Поскольку Турция является членом НАТО, российско-турецкий конфликт затрагивает и американо-российские отношения, которые и без того уже были напряженными из-за действий России в Крыму и на Украине, а также из-за разногласий по поводу гражданской войны в Сирии. Существующая напряженность породила опасения относительно возможности возникновения новой холодной или даже горячей войны, способной превратиться в третью мировую. Пока американское правительство ограничивается поддержкой утверждений Турции относительно маршрута полета российского военного самолета и предупреждений по радио до пуска ракеты. Этого было достаточно для того, чтобы убедить Москву в том, что за спиной Турции находятся Соединенные Штаты.
Какой бы ни была правда относительно инцидента со сбитым самолетом — а также относительно утверждений России по поводу торговли нефтью в Турции «Исламским государством» — западные государства должны продолжать вести себя осторожно. С точки зрения Москвы, американо-турецкое сотрудничество в поддержку сирийской оппозиции остается серьезным делом — и не только потому, что Сирия при Башаре аль-Асаде является давнишним, еще с советских времен, российским клиентом. Опасность — значительно серьезнее того, что можно выразить с помощью термина «новая холодная война».
С российской точки зрения, сирийская история встраивается в шаблон враждебности Запада, который берет свое начало еще со времен Крымской войны 1850-х годов, когда Британия и Франция (вместе с королевством Пьемонт-Сардиния) объединились с Оттоманской империей для борьбы против России.
Тогда, как и сегодня, страх перед российским экспансионизмом в южном направлении заставил западные державы заключить в определенной мере невероятный (и опрометчивый) союз с влиятельной исламской державой, а также с ее более экстремистскими клиентами на Кавказе.
Более пристальный взгляд на историю Крымской войны (1853 — 1856 годы) позволяет обнаружить некоторые опасные параллели. Россия во время правления царя Николая I — как и сегодня все более нелиберальная путинская Россия — имела не очень лестную репутацию на Западе. Правление Николая в буквальном смысле началось в реакционной обстановке: речь идет о подавлении так называемого восстания декабристов, которое было организовано либерально настроенными армейскими офицерами, почувствовавшими вкус европейских свобод во время войн с Наполеоном.

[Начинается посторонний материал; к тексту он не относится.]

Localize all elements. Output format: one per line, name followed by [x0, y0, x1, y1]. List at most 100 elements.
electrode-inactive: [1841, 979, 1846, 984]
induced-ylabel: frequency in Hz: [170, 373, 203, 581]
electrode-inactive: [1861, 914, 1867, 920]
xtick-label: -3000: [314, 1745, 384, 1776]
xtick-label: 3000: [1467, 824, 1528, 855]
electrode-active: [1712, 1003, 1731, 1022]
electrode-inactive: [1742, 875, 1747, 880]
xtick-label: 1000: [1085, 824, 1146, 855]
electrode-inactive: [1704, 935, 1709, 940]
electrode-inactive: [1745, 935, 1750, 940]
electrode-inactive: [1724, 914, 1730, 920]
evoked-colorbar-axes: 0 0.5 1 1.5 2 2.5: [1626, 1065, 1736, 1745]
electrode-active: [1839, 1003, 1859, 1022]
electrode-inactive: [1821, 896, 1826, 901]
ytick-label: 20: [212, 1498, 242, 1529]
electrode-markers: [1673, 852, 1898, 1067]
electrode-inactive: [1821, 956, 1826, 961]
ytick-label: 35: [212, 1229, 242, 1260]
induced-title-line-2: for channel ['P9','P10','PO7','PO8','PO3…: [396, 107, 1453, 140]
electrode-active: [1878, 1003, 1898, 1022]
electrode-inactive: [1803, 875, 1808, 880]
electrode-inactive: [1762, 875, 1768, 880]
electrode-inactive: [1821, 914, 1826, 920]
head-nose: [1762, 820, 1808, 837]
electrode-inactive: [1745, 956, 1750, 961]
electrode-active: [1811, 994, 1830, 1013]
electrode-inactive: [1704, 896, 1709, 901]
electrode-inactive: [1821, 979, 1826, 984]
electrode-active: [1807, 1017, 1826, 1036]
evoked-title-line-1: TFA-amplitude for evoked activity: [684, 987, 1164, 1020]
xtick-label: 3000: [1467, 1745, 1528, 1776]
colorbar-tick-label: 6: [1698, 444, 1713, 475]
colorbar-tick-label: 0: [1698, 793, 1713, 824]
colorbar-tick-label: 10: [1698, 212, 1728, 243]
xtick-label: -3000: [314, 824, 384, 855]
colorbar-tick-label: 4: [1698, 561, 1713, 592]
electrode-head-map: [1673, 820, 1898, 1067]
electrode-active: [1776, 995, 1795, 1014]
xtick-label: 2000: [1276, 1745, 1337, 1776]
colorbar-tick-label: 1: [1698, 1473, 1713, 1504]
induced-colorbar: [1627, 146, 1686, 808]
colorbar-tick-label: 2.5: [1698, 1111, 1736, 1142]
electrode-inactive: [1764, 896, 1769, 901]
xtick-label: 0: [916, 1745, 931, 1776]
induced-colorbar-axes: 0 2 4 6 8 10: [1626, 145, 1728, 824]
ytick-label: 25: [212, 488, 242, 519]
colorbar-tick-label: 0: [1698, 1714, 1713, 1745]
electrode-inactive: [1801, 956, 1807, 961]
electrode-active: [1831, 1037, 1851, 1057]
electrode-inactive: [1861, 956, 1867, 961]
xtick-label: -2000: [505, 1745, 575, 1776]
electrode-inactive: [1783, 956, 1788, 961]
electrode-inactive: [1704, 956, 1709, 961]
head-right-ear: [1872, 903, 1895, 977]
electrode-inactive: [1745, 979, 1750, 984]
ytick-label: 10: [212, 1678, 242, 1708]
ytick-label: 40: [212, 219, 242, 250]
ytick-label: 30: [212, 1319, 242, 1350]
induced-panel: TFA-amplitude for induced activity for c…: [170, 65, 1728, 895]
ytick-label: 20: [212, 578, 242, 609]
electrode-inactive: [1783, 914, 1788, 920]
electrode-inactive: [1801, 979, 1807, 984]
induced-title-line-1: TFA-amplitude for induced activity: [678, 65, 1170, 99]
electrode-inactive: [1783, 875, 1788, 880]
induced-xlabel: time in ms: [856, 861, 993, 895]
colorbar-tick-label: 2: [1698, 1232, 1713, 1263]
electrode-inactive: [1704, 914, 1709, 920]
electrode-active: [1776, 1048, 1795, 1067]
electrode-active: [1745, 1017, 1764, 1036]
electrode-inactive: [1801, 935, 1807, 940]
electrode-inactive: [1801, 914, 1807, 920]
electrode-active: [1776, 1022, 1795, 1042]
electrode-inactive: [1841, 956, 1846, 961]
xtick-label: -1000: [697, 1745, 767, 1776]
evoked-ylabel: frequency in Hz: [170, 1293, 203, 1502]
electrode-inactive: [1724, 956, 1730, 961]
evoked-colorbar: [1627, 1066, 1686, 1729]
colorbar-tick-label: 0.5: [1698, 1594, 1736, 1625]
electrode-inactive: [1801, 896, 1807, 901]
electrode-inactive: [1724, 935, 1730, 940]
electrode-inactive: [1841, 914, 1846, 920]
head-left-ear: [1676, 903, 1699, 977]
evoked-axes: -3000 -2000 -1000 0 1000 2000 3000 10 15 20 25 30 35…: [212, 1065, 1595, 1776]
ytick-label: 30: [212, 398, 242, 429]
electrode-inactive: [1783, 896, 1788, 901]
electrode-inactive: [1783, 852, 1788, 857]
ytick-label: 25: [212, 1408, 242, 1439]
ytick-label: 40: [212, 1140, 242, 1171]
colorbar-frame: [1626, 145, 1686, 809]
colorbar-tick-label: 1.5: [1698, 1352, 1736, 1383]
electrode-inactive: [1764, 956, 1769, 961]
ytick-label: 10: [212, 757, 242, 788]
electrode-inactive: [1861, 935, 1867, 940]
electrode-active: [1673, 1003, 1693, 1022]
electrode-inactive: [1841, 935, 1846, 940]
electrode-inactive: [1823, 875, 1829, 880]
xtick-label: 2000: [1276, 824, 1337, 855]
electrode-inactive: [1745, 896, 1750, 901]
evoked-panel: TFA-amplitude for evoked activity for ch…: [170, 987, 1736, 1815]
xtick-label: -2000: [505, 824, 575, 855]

Во внешних делах Николай I положительно относился к своей роли «жандарма Европы» в рамках системы Меттерниха, поскольку он направлял войска для подавления народных восстаний, а наиболее известной его акцией такого рода была оказанная Австрии помощь в 1849 году (сама Вена в то время была занята борьбой с итальянскими повстанцами), в результате чего восстание венгерских националистов под предводительством Лайоша Кошута потерпело поражение. Таким образом, реакционный царь, как ему казалось, помог сохранить мир, закон, порядок и монархические принципы. Тогда как с точки зрения европейских либералов, он задушил появившиеся в 1848 году ростки демократической «весны народов».

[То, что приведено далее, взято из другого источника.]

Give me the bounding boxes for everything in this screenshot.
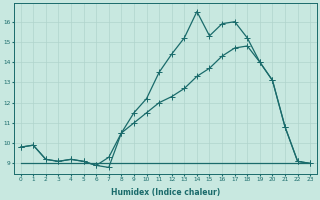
X-axis label: Humidex (Indice chaleur): Humidex (Indice chaleur) bbox=[111, 188, 220, 197]
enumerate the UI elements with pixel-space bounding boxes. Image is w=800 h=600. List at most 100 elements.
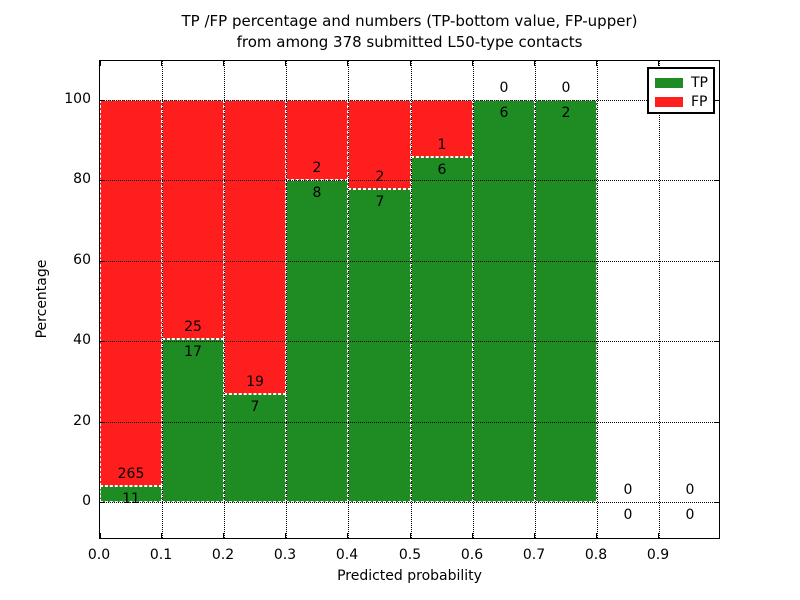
x-tick-mark — [410, 533, 411, 538]
gridline-x — [597, 61, 598, 538]
bar-segment-tp — [535, 100, 597, 502]
x-tick-mark — [472, 61, 473, 66]
bar-segment-tp — [411, 157, 473, 502]
bar-segment-tp — [100, 486, 162, 502]
y-tick-label: 60 — [73, 252, 91, 268]
bar-segment-tp — [162, 339, 224, 502]
legend-label-tp: TP — [691, 74, 708, 91]
x-tick-label: 0.0 — [87, 547, 111, 563]
bar-label-tp: 2 — [561, 105, 571, 121]
bar-segment-tp — [348, 189, 411, 502]
gridline-y — [100, 180, 719, 181]
y-tick-label: 40 — [73, 332, 91, 348]
x-tick-label: 0.5 — [398, 547, 422, 563]
bar-label-tp: 6 — [499, 105, 509, 121]
y-tick-mark — [100, 422, 105, 423]
x-tick-mark — [161, 533, 162, 538]
x-tick-mark — [658, 61, 659, 66]
x-tick-label: 0.7 — [522, 547, 546, 563]
x-tick-label: 0.4 — [335, 547, 359, 563]
y-tick-mark — [100, 100, 105, 101]
gridline-y — [100, 422, 719, 423]
gridline-y — [100, 502, 719, 503]
bar-label-fp: 0 — [623, 482, 633, 498]
y-tick-mark — [714, 341, 719, 342]
x-tick-label: 0.1 — [149, 547, 173, 563]
bar-segment-tp — [473, 100, 535, 502]
y-tick-mark — [714, 261, 719, 262]
chart-title-line2: from among 378 submitted L50-type contac… — [236, 33, 583, 51]
gridline-y — [100, 100, 719, 101]
y-tick-mark — [714, 502, 719, 503]
bar-label-tp: 0 — [685, 507, 695, 523]
bar-label-tp: 7 — [375, 194, 385, 210]
bar-label-tp: 11 — [122, 491, 140, 507]
gridline-x — [659, 61, 660, 538]
bar-label-fp: 2 — [312, 160, 322, 176]
y-tick-mark — [100, 341, 105, 342]
bar-label-fp: 19 — [246, 374, 264, 390]
y-tick-label: 80 — [73, 171, 91, 187]
x-tick-mark — [285, 61, 286, 66]
gridline-x — [411, 61, 412, 538]
x-tick-label: 0.6 — [460, 547, 484, 563]
chart-title-line1: TP /FP percentage and numbers (TP-bottom… — [181, 12, 638, 30]
x-tick-label: 0.9 — [646, 547, 670, 563]
bar-segment-fp — [224, 100, 286, 394]
legend-item-fp: FP — [655, 92, 708, 111]
bar-label-fp: 25 — [184, 319, 202, 335]
legend-label-fp: FP — [691, 93, 708, 110]
x-tick-mark — [347, 533, 348, 538]
y-tick-mark — [714, 422, 719, 423]
y-tick-mark — [100, 261, 105, 262]
bar-label-fp: 1 — [437, 137, 447, 153]
gridline-x — [286, 61, 287, 538]
y-tick-label: 100 — [64, 91, 91, 107]
x-tick-mark — [285, 533, 286, 538]
x-tick-mark — [534, 533, 535, 538]
y-tick-label: 20 — [73, 413, 91, 429]
bar-label-tp: 6 — [437, 162, 447, 178]
x-tick-mark — [596, 61, 597, 66]
chart-title: TP /FP percentage and numbers (TP-bottom… — [99, 11, 720, 53]
x-tick-mark — [161, 61, 162, 66]
x-tick-mark — [534, 61, 535, 66]
fp-color-swatch — [655, 96, 683, 107]
bar-label-tp: 8 — [312, 185, 322, 201]
gridline-x — [535, 61, 536, 538]
y-tick-mark — [100, 180, 105, 181]
y-tick-mark — [714, 180, 719, 181]
bar-label-fp: 0 — [561, 80, 571, 96]
gridline-y — [100, 341, 719, 342]
gridline-y — [100, 261, 719, 262]
gridline-x — [473, 61, 474, 538]
x-tick-mark — [410, 61, 411, 66]
x-tick-label: 0.2 — [211, 547, 235, 563]
bar-label-fp: 2 — [375, 169, 385, 185]
y-tick-label: 0 — [82, 493, 91, 509]
x-tick-mark — [658, 533, 659, 538]
x-tick-mark — [596, 533, 597, 538]
bar-segment-fp — [100, 100, 162, 486]
x-tick-mark — [347, 61, 348, 66]
gridline-x — [348, 61, 349, 538]
x-tick-label: 0.8 — [584, 547, 608, 563]
y-tick-mark — [714, 100, 719, 101]
x-tick-mark — [472, 533, 473, 538]
bar-label-fp: 265 — [117, 466, 145, 482]
bar-label-fp: 0 — [499, 80, 509, 96]
x-tick-mark — [223, 533, 224, 538]
y-axis-label: Percentage — [34, 259, 50, 339]
legend: TP FP — [647, 67, 715, 114]
plot-area: TP FP 265 11 25 17 19 7 2 8 2 7 1 6 0 6 0 2 0 0 0 0 — [99, 60, 720, 539]
legend-item-tp: TP — [655, 73, 708, 92]
bar-label-fp: 0 — [685, 482, 695, 498]
x-axis-label: Predicted probability — [337, 568, 482, 584]
bar-label-tp: 17 — [184, 344, 202, 360]
bar-segment-fp — [162, 100, 224, 339]
bar-segment-fp — [286, 100, 348, 180]
x-tick-mark — [100, 533, 101, 538]
tp-color-swatch — [655, 77, 683, 88]
x-tick-label: 0.3 — [273, 547, 297, 563]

Как будто подчиняясь неписаному закону геополитики, западные державы объединили растущую неприязнь «респектабельного мнения» в отношении реакционной России со странным новым уважением к Оттоманской империи, которую раньше называли «ужасным турком». В 1839 году султан Махмуд II начал проводить «танзимат» — серию реформ, которые частично (но не полностью) отменяли законы шариата, в том числе смертную казнь за отступничество от ислама. Как будто в качестве последнего штриха дипломатического ухаживания Турции в отношении западных держав Абдул-Меджид I, преемник Махмуда, предложил политическое убежище Кошуту и другим европейским эмигрантам после поражения революции 1848 года.

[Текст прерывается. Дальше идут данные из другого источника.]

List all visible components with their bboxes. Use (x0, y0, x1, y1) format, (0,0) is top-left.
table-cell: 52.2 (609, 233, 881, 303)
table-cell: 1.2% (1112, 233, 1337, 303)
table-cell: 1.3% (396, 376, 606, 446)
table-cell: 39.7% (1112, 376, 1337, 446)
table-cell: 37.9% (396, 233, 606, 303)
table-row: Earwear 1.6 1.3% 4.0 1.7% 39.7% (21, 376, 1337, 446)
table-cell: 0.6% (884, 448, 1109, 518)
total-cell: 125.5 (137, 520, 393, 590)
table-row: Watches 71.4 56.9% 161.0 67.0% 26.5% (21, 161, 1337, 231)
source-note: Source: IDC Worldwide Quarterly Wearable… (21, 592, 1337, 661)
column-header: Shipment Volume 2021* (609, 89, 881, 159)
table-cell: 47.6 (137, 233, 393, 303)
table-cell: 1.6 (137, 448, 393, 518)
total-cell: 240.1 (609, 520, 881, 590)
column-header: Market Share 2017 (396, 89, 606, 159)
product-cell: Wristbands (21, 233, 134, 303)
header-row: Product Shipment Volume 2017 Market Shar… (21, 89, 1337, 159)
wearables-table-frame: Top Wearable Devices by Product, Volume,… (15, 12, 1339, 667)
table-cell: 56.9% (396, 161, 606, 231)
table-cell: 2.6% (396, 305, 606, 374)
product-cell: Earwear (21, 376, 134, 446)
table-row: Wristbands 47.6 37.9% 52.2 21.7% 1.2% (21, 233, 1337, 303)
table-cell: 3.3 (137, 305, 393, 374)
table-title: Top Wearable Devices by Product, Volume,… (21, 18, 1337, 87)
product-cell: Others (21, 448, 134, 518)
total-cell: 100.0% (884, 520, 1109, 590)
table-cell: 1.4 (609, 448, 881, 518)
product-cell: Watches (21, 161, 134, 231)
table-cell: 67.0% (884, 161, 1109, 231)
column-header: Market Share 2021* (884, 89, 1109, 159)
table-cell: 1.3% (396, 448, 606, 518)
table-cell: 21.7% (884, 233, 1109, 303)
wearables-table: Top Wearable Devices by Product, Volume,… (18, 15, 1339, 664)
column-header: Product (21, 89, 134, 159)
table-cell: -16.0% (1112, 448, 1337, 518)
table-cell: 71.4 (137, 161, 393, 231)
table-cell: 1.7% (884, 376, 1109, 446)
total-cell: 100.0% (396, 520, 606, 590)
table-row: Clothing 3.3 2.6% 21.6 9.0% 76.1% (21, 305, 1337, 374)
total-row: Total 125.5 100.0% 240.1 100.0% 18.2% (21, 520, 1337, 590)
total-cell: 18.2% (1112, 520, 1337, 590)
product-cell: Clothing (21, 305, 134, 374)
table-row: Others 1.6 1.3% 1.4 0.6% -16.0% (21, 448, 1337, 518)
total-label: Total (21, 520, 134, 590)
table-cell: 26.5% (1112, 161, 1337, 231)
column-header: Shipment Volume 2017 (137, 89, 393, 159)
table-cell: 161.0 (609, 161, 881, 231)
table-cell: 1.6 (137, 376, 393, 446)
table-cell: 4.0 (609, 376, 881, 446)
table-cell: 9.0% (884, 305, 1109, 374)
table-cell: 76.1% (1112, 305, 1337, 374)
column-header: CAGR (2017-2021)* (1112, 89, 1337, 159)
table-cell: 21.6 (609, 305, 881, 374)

В Британии и во Франции туркофилия начинала казаться естественным дополнением к русофобии. Турки прислушивались к западным советам, открыли свою экономику для европейского импорта и компаний, стали проводить либеральные реформы и принимали у себя беженцев. Тогда как Николай I воплощал собой грубую реакцию и жестокое преследование борцов за свободу, где бы они ни появлялись (включая Кавказ, где антироссийская священная война имама Шамиля, «льва Дагестана», стала модным поводом для сбора пожертвований в английском обществе). Так родилась особая дипломатия Крымской войны, в рамках которой Британия и Франция, ведущие «либеральные» державы, подталкивали Оттоманскую империю и ее исламистских кавказских союзников к ведению священной войны против христианской России.
Хотя западная литература, посвященная этому конфликту, говорит о российском экспансионизме, подобный подход является неверным толкованием причинных связей. Дипломатический кризис начался с требования французского императора Наполеона III относительно передачи контроля (в буквальном смысле речь шла о ключах) над Церковью Рождества Христова в Вифлееме от Греческой церкви к христианам-католикам. Направив свой военный корабль в территориальные воды Оттоманской империи, Наполеон III предельно ясно дал понять, что он пытается спровоцировать Николая I.
Русский царь схватил эту наживку. В марте 1853 года, после прощупывания мнения британского посла в Санкт-Петербурге относительно возможного раздела Оттоманской империи (во время этого разговора, информация о котором стала известна в Лондоне, царь впервые назвал Оттоманскую империю «больным человеком»; вопреки существующей легенде, он не говорил о «больном человеке Европы»), Николай I направил дипломатическую миссию во главе с импозантным генералом от кавалерии Александром Меншиковым. Искажая истинный смысл договора 1774 года, Меншиков заявил о том, что данный документ предоставляет России право защиты христиан во всей Оттоманской империи (на самом деле, этот договор предоставлял подобное право лишь в некоторых районах — таких, как Дунайские княжества Валахии и Молдавии, а позднее и Сербии), Меншиков потребовал, чтобы имперский документ (sened) подтвердил указанные права.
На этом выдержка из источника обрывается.